Dans cet entretien, nous avons parlé des qualités pour devenir avocat, obligations qui incombent à l’avocat et le sens de certains actes que pose un avocat dans sa mission de défense.

Lisez !

Guineelive.com : S’il vous plait présentez-vous à nos lecteurs ?

Je suis Aboubacar Sylla avocat à la cour.

C’est quoi un avocat ?

L’avocat, c’est un auxiliaire de justice qui fait profession de donner des consultations, rédiger les actes et défendre les intérêts de ceux qui acceptent de lui confier leur cause.

Quelles sont les qualités pour être  avocat en Guinée ?

Pour parler des qualités de l’avocat, il faut d’abord parler de la probité morale et intellectuelle. L’avocat doit avoir une bonne formation et une certaine indépendance vis-à-vis de ses Clients, des Magistrats et des Institutions.  Cela dit il doit respect à toutes ces personnes.

Appartenant à un ordre, il doit obéir aux règles déontologies qui régissent la profession à savoir, la probité morale, intellectuelle, la délicatesse.

En clair, pèsent sur lui droits et obligations. Dans l’exercice de la profession et en dehors doit avoir un comportement exemplaire empreint de dignité, de probité morale et intellectuelle.

Dans un Etat organisé, quel rôle joue un avocat ?

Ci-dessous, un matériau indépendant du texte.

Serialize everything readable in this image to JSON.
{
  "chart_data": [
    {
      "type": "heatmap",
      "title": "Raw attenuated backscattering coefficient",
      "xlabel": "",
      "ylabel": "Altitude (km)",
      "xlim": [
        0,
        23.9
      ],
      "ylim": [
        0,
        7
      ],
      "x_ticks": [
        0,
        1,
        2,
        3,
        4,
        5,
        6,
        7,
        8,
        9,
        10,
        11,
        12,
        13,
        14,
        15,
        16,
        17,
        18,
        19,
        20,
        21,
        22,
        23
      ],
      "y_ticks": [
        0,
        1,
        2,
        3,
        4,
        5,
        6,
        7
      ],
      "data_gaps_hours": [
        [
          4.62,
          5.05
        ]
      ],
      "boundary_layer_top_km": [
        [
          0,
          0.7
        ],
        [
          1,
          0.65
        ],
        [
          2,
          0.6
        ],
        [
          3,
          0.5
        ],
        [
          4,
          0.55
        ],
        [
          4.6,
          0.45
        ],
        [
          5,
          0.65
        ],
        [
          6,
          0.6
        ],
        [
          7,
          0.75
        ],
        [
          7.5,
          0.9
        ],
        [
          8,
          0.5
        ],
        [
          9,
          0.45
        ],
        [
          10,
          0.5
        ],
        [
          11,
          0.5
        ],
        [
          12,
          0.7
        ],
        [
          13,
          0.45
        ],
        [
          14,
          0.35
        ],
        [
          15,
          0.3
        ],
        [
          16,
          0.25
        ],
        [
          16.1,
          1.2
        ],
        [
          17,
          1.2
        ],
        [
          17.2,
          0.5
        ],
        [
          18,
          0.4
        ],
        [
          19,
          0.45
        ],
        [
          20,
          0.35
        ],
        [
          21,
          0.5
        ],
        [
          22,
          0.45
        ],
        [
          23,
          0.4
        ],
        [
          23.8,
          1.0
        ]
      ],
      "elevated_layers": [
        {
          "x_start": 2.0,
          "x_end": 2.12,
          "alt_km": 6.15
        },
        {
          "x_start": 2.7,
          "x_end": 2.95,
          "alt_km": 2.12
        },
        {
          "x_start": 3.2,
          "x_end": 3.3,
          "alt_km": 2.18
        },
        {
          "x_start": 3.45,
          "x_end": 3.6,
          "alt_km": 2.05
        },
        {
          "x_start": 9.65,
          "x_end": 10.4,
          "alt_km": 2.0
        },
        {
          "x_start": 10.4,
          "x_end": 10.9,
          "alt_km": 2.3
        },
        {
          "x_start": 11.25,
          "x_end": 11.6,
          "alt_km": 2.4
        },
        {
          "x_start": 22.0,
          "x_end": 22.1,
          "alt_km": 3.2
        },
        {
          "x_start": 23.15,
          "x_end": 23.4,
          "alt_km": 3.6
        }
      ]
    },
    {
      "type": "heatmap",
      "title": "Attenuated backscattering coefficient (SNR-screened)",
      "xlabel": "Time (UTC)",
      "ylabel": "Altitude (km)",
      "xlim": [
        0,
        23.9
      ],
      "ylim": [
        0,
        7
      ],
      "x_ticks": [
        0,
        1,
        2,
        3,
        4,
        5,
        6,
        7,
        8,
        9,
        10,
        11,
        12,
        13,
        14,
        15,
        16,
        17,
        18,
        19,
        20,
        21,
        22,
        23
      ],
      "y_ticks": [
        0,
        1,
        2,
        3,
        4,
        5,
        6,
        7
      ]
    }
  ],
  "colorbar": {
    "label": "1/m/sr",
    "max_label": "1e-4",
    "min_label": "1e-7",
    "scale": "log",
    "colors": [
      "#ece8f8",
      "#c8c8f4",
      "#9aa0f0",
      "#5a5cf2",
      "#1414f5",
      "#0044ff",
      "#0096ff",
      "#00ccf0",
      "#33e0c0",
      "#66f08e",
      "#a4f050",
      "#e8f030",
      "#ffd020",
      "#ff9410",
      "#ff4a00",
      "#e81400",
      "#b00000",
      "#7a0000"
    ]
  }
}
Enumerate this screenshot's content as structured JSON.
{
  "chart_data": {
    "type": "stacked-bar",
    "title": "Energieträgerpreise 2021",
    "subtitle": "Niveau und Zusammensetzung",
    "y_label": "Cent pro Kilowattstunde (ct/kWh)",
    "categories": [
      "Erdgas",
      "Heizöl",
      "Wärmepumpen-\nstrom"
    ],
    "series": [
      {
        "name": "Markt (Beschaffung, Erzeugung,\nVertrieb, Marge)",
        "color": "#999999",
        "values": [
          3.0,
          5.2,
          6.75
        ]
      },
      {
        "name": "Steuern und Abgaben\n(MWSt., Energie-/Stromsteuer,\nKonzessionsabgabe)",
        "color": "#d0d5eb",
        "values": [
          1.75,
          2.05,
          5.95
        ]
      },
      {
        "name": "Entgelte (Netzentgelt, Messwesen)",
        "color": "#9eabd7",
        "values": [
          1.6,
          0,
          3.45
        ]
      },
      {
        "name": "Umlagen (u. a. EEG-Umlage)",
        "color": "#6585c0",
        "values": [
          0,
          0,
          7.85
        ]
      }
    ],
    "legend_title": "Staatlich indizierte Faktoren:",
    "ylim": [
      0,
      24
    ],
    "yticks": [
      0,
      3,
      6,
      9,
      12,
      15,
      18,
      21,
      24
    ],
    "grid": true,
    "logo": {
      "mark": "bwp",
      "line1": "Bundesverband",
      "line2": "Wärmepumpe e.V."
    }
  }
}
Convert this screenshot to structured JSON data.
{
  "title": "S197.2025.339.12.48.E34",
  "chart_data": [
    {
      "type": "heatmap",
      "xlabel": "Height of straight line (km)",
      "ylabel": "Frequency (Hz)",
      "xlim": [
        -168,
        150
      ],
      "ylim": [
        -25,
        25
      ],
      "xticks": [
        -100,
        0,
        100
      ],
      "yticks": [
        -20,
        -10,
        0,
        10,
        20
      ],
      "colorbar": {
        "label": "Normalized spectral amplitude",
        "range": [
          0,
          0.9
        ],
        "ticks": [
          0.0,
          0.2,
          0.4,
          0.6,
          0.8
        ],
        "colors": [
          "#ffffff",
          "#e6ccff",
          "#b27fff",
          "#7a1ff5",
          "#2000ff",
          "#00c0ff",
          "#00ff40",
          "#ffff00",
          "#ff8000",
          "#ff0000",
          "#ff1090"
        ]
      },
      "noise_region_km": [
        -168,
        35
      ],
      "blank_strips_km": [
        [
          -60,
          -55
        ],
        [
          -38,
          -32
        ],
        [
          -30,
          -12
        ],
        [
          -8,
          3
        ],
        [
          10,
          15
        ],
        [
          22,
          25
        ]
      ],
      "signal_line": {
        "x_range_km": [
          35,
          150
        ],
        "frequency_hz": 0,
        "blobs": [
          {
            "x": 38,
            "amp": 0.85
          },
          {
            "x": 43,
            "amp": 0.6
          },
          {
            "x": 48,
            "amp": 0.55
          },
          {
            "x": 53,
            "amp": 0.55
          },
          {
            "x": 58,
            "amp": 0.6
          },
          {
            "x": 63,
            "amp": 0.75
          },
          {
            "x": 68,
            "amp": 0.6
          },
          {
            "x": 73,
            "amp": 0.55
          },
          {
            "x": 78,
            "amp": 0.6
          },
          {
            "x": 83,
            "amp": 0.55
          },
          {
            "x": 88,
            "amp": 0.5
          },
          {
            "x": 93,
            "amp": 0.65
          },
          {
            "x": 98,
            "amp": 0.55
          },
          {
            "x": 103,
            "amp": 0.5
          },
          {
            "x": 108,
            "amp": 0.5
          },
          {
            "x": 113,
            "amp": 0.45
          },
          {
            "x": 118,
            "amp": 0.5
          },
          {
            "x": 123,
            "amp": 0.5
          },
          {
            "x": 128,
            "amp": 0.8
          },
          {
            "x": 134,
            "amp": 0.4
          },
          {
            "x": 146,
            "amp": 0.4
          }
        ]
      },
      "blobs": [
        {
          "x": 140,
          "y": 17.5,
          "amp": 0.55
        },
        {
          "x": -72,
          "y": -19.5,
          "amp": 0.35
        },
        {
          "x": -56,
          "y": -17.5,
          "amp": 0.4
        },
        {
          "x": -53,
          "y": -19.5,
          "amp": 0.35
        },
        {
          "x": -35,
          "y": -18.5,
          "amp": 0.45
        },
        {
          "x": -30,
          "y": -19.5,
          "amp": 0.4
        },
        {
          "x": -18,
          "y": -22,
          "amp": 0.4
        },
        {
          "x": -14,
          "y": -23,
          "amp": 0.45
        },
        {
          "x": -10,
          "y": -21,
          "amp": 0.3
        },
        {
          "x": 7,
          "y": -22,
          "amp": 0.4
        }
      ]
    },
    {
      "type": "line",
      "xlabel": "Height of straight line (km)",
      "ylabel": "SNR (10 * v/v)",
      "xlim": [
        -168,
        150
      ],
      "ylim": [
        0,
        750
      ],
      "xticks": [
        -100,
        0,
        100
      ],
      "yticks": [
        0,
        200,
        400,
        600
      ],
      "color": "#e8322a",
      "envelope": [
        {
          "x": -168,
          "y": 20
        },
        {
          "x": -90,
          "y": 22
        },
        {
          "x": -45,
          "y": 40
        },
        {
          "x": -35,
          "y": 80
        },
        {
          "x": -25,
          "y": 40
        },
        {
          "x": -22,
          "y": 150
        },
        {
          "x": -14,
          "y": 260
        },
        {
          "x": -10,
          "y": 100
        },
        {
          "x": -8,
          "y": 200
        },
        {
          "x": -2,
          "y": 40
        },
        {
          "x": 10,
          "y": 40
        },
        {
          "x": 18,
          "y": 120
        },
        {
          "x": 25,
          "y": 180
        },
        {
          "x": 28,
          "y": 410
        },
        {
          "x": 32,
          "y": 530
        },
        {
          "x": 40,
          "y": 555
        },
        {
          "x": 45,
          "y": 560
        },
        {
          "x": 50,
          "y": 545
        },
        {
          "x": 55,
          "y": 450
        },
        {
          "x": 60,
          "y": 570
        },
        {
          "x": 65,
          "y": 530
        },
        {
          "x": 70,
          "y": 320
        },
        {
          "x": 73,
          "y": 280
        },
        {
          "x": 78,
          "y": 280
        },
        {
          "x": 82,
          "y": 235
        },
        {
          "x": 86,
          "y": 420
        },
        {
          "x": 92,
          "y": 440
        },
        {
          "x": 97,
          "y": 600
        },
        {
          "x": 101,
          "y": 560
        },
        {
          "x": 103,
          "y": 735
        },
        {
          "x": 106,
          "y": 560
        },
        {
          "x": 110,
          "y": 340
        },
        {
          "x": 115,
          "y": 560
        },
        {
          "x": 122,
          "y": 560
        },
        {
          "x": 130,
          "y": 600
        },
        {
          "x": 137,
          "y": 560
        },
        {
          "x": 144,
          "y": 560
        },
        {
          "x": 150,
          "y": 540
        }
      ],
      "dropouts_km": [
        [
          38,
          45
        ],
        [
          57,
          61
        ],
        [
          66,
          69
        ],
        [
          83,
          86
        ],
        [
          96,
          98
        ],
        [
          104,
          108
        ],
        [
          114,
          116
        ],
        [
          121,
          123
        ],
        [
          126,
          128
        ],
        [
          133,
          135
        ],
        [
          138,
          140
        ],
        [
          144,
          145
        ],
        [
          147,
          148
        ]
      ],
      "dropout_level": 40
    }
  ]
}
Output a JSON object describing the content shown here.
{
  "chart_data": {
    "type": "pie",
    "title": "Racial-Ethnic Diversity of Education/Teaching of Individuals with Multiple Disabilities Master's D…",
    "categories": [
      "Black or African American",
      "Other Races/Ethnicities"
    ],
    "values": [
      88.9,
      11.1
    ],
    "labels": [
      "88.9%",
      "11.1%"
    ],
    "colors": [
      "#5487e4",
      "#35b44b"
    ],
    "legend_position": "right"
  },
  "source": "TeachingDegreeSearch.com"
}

Dans tous les Etats de droit, l’avocat constitue la garantie même du respect de la loi, du droit, des principes qui sont généralement consacrés par les textes régissant la vie sociale, économique, culturelle et politique etc.…L’avocat c’est la sentinelle de l’État de droit. C’est la sentinelle, de la liberté, du respect des lois, des principes généralement par la constitution et d’autres textes subséquents.

Par son intervention, il participe au renforcement de la justice, de l’équité par conséquent de la paix sociale, la sécurité juridique, un critère encourageant pour les investisseurs nationaux et étrangers.

Quel rapport entretient un avocat vis-à-vis de son client et de ses confrères ?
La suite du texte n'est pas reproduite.